Meine Kollegin mustert mich: „Geht’s wieder?“

Tapfer nicke ich, und wir setzen unseren Weg fort. 

Ich will ja gar nicht durch den Wald sprinten. Wollte ich als Jugendlicher schon nicht. Aber zumindest in dem zügigen Tempo, das der Hund anschlagen möchte, das wäre schon schön und wäre meinem Alter entsprechend auch angemessen. 

Als wir wieder in unseren Autos sitzen und ich Silke davon fahren sehe, horche ich mal so in mich rein. Ich fühle mich platt, erledigt und durch.
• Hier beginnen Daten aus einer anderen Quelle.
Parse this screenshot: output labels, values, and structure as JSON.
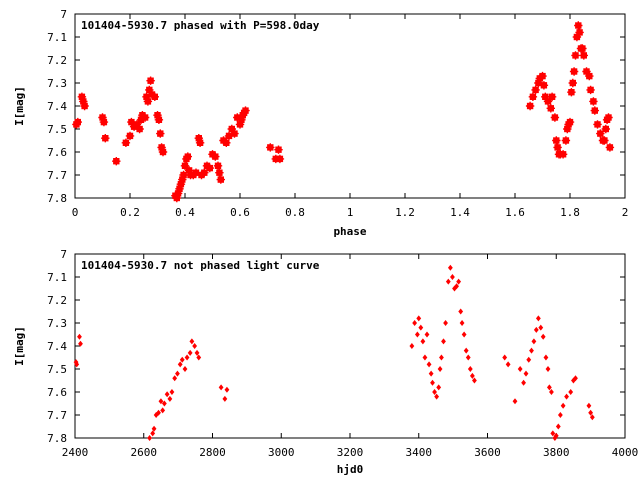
{
  "chart_data": [
    {
      "type": "scatter",
      "title": "101404-5930.7 phased with P=598.0day",
      "xlabel": "phase",
      "ylabel": "I[mag]",
      "xlim": [
        0,
        2
      ],
      "ylim": [
        7,
        7.8
      ],
      "y_inverted": true,
      "grid": false,
      "x_ticks": [
        0,
        0.2,
        0.4,
        0.6,
        0.8,
        1,
        1.2,
        1.4,
        1.6,
        1.8,
        2
      ],
      "x_tick_labels": [
        "0",
        "0.2",
        "0.4",
        "0.6",
        "0.8",
        "1",
        "1.2",
        "1.4",
        "1.6",
        "1.8",
        "2"
      ],
      "y_ticks": [
        7,
        7.1,
        7.2,
        7.3,
        7.4,
        7.5,
        7.6,
        7.7,
        7.8
      ],
      "y_tick_labels": [
        "7",
        "7.1",
        "7.2",
        "7.3",
        "7.4",
        "7.5",
        "7.6",
        "7.7",
        "7.8"
      ],
      "marker": "star",
      "color": "#ff0000",
      "series": [
        {
          "x": [
            0.005,
            0.01,
            0.025,
            0.03,
            0.035,
            0.1,
            0.105,
            0.11,
            0.15,
            0.185,
            0.2,
            0.205,
            0.215,
            0.225,
            0.235,
            0.24,
            0.245,
            0.255,
            0.26,
            0.265,
            0.27,
            0.275,
            0.28,
            0.29,
            0.3,
            0.305,
            0.31,
            0.315,
            0.32,
            0.365,
            0.37,
            0.375,
            0.38,
            0.385,
            0.39,
            0.395,
            0.4,
            0.405,
            0.41,
            0.415,
            0.42,
            0.43,
            0.44,
            0.45,
            0.455,
            0.46,
            0.47,
            0.48,
            0.49,
            0.5,
            0.51,
            0.52,
            0.525,
            0.53,
            0.54,
            0.55,
            0.56,
            0.57,
            0.58,
            0.59,
            0.6,
            0.605,
            0.61,
            0.615,
            0.62,
            0.71,
            0.73,
            0.74,
            0.745,
            1.655,
            1.665,
            1.675,
            1.685,
            1.69,
            1.7,
            1.705,
            1.71,
            1.72,
            1.73,
            1.735,
            1.745,
            1.75,
            1.755,
            1.76,
            1.765,
            1.775,
            1.785,
            1.79,
            1.795,
            1.8,
            1.805,
            1.81,
            1.815,
            1.82,
            1.825,
            1.83,
            1.835,
            1.84,
            1.845,
            1.85,
            1.86,
            1.87,
            1.875,
            1.885,
            1.89,
            1.9,
            1.91,
            1.92,
            1.925,
            1.93,
            1.935,
            1.94,
            1.945
          ],
          "y": [
            7.48,
            7.47,
            7.36,
            7.38,
            7.4,
            7.45,
            7.47,
            7.54,
            7.64,
            7.56,
            7.53,
            7.47,
            7.49,
            7.48,
            7.5,
            7.46,
            7.44,
            7.45,
            7.36,
            7.38,
            7.33,
            7.29,
            7.35,
            7.36,
            7.44,
            7.46,
            7.52,
            7.58,
            7.6,
            7.79,
            7.8,
            7.78,
            7.76,
            7.74,
            7.72,
            7.7,
            7.66,
            7.63,
            7.62,
            7.68,
            7.7,
            7.7,
            7.69,
            7.54,
            7.56,
            7.7,
            7.69,
            7.66,
            7.67,
            7.61,
            7.62,
            7.66,
            7.69,
            7.72,
            7.55,
            7.56,
            7.53,
            7.5,
            7.52,
            7.45,
            7.48,
            7.46,
            7.44,
            7.43,
            7.42,
            7.58,
            7.63,
            7.59,
            7.63,
            7.4,
            7.36,
            7.33,
            7.3,
            7.28,
            7.27,
            7.31,
            7.36,
            7.38,
            7.41,
            7.36,
            7.45,
            7.55,
            7.58,
            7.61,
            7.61,
            7.61,
            7.55,
            7.5,
            7.48,
            7.47,
            7.34,
            7.3,
            7.25,
            7.18,
            7.1,
            7.05,
            7.08,
            7.15,
            7.15,
            7.18,
            7.25,
            7.27,
            7.33,
            7.38,
            7.42,
            7.48,
            7.52,
            7.55,
            7.55,
            7.5,
            7.46,
            7.45,
            7.58
          ]
        }
      ]
    },
    {
      "type": "scatter",
      "title": "101404-5930.7 not phased light curve",
      "xlabel": "hjd0",
      "ylabel": "I[mag]",
      "xlim": [
        2400,
        4000
      ],
      "ylim": [
        7,
        7.8
      ],
      "y_inverted": true,
      "grid": false,
      "x_ticks": [
        2400,
        2600,
        2800,
        3000,
        3200,
        3400,
        3600,
        3800,
        4000
      ],
      "x_tick_labels": [
        "2400",
        "2600",
        "2800",
        "3000",
        "3200",
        "3400",
        "3600",
        "3800",
        "4000"
      ],
      "y_ticks": [
        7,
        7.1,
        7.2,
        7.3,
        7.4,
        7.5,
        7.6,
        7.7,
        7.8
      ],
      "y_tick_labels": [
        "7",
        "7.1",
        "7.2",
        "7.3",
        "7.4",
        "7.5",
        "7.6",
        "7.7",
        "7.8"
      ],
      "marker": "diamond",
      "color": "#ff0000",
      "series": [
        {
          "x": [
            2403,
            2405,
            2413,
            2416,
            2617,
            2626,
            2630,
            2636,
            2643,
            2650,
            2655,
            2660,
            2668,
            2676,
            2682,
            2690,
            2698,
            2706,
            2712,
            2720,
            2726,
            2735,
            2740,
            2748,
            2755,
            2760,
            2825,
            2836,
            2842,
            3380,
            3388,
            3396,
            3400,
            3406,
            3412,
            3418,
            3424,
            3430,
            3436,
            3440,
            3446,
            3452,
            3458,
            3462,
            3466,
            3472,
            3478,
            3486,
            3492,
            3498,
            3504,
            3510,
            3516,
            3522,
            3526,
            3532,
            3538,
            3544,
            3550,
            3556,
            3562,
            3650,
            3660,
            3680,
            3695,
            3705,
            3712,
            3720,
            3728,
            3735,
            3742,
            3748,
            3755,
            3762,
            3770,
            3776,
            3780,
            3786,
            3790,
            3796,
            3800,
            3806,
            3812,
            3820,
            3830,
            3842,
            3850,
            3856,
            3895,
            3900,
            3905
          ],
          "y": [
            7.47,
            7.48,
            7.36,
            7.39,
            7.8,
            7.78,
            7.76,
            7.7,
            7.69,
            7.64,
            7.68,
            7.65,
            7.61,
            7.63,
            7.6,
            7.54,
            7.52,
            7.48,
            7.46,
            7.5,
            7.45,
            7.43,
            7.38,
            7.4,
            7.43,
            7.45,
            7.58,
            7.63,
            7.59,
            7.4,
            7.3,
            7.35,
            7.28,
            7.32,
            7.38,
            7.45,
            7.35,
            7.48,
            7.52,
            7.56,
            7.6,
            7.62,
            7.58,
            7.5,
            7.45,
            7.38,
            7.3,
            7.12,
            7.06,
            7.1,
            7.15,
            7.14,
            7.12,
            7.25,
            7.3,
            7.35,
            7.42,
            7.45,
            7.5,
            7.53,
            7.55,
            7.45,
            7.48,
            7.64,
            7.5,
            7.56,
            7.52,
            7.46,
            7.42,
            7.38,
            7.33,
            7.28,
            7.32,
            7.36,
            7.45,
            7.5,
            7.58,
            7.6,
            7.78,
            7.8,
            7.79,
            7.75,
            7.7,
            7.66,
            7.62,
            7.6,
            7.55,
            7.54,
            7.66,
            7.69,
            7.71
          ]
        }
      ]
    }
  ]
}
Ein anderer Wagen kommt auf den Parkplatz gefahren und es steigt ein Bild von einem Kerl aus, bärtig, leicht muskulös, in engen Sportklamotten. Er dehnt sich am Auto und läuft bald drauf los. Einen kurzen Blick wirft er in meinen Wagen und läuft weiter. Hat der mich gerade tatsächlich mitleidig angesehen? Ein bedauernder Blick stellvertretend für diese ganze Community, die ja ach so gesund und fit ist? 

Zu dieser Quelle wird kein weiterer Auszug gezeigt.